Tienen una manera singular
de imponérsenos los poderosos. Ellos
determinan qué podemos comer, qué podemos comprar y hasta qué es lo que debemos
pensar. Los poderosos son dueños
de la prensa escrita y de la otra. Los medios de comunicación son el conducto
más sutil que existe para la validación de la potestad de algunos hombres sobre
otros hombres, sus hijos y sus mujeres. Los poderosos censuran, retocan,
interpretan y regurgitan la realidad para que aquellos que se resisten a pensar
por sí mismos la puedan digerir ya intencionada.

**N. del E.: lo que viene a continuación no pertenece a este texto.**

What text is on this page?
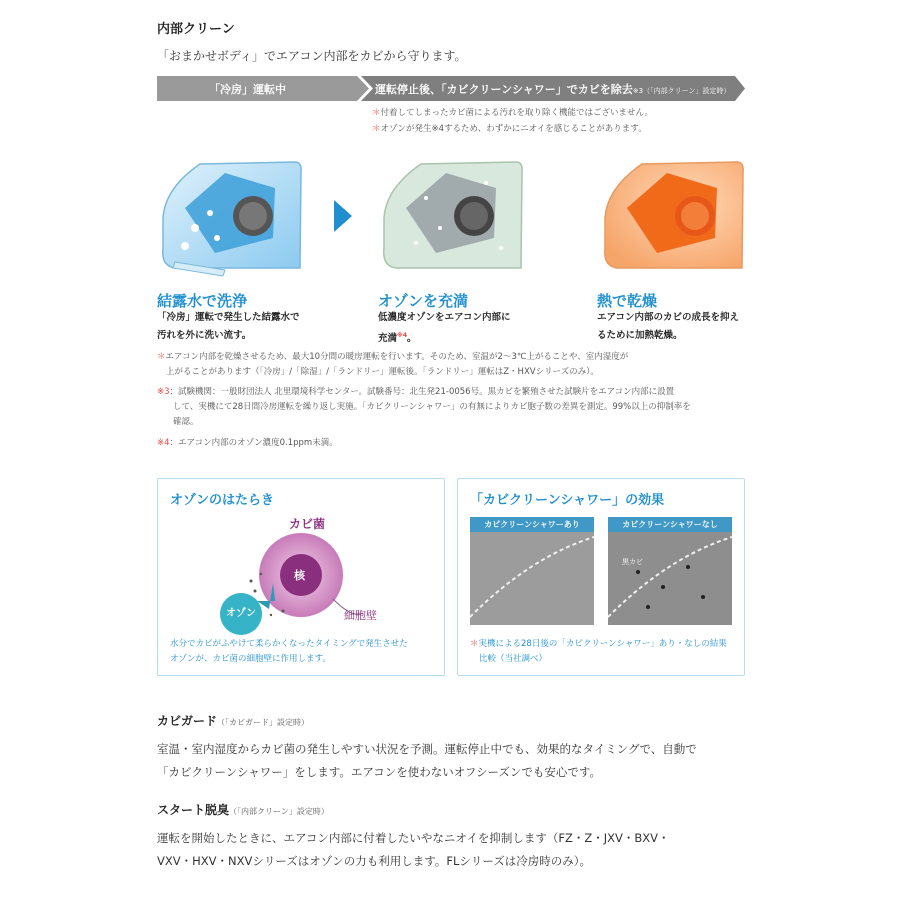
内部クリーン
「おまかせボディ」でエアコン内部をカビから守ります。
「冷房」運転中	運転停止後、「カビクリーンシャワー」でカビを除去※3（「内部クリーン」設定時）
＊付着してしまったカビ菌による汚れを取り除く機能ではございません。
＊オゾンが発生※4するため、わずかにニオイを感じることがあります。
結露水で洗浄
「冷房」運転で発生した結露水で
汚れを外に洗い流す。
オゾンを充満
低濃度オゾンをエアコン内部に
充満$^{※4}$。
熱で乾燥
エアコン内部のカビの成長を抑え
るために加熱乾燥。
＊エアコン内部を乾燥させるため、最大10分間の暖房運転を行います。そのため、室温が2～3℃上がることや、室内湿度が
上がることがあります（「冷房」/「除湿」/「ランドリー」運転後。「ランドリー」運転はZ・HXVシリーズのみ）。
※3：試験機関：一般財団法人 北里環境科学センター。試験番号：北生発21-0056号。黒カビを繁殖させた試験片をエアコン内部に設置
して、実機にて28日間冷房運転を繰り返し実施。「カビクリーンシャワー」の有無によりカビ胞子数の差異を測定。99%以上の抑制率を
確認。
※4：エアコン内部のオゾン濃度0.1ppm未満。
オゾンのはたらき
カビ菌
核
細胞壁
オゾン
水分でカビがふやけて柔らかくなったタイミングで発生させた
オゾンが、カビ菌の細胞壁に作用します。
「カビクリーンシャワー」の効果
カビクリーンシャワーあり	カビクリーンシャワーなし
黒カビ
＊実機による28日後の「カビクリーンシャワー」あり・なしの結果
比較（当社調べ）
カビガード（「カビガード」設定時）
室温・室内湿度からカビ菌の発生しやすい状況を予測。運転停止中でも、効果的なタイミングで、自動で
「カビクリーンシャワー」をします。エアコンを使わないオフシーズンでも安心です。
スタート脱臭（「内部クリーン」設定時）
運転を開始したときに、エアコン内部に付着したいやなニオイを抑制します（FZ・Z・JXV・BXV・
VXV・HXV・NXVシリーズはオゾンの力も利用します。FLシリーズは冷房時のみ）。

Lo peor, sin embargo, no es que ellos, los
poderosos, manipulen libremente a las personas a través de los medios de
comunicación que les pertenecen, sino que, lo es que aquellos que buscan ser
manipulados crean que lo que se les dice es cierto porque fue dicho en la
televisión o en los diarios. No son pocos los que construyen sus vidas, sus
conversaciones y hasta sus convicciones según lo que le cuentan los medios de
comunicación.
Es así como aquellos que creen estar
informados terminan desconociendo más de lo que saben. Que los pobres creen que
otros son los pobres y que las conversaciones se alejan cada vez más de los
temas que a los poderosos bien poco les conviene que las personas conversen.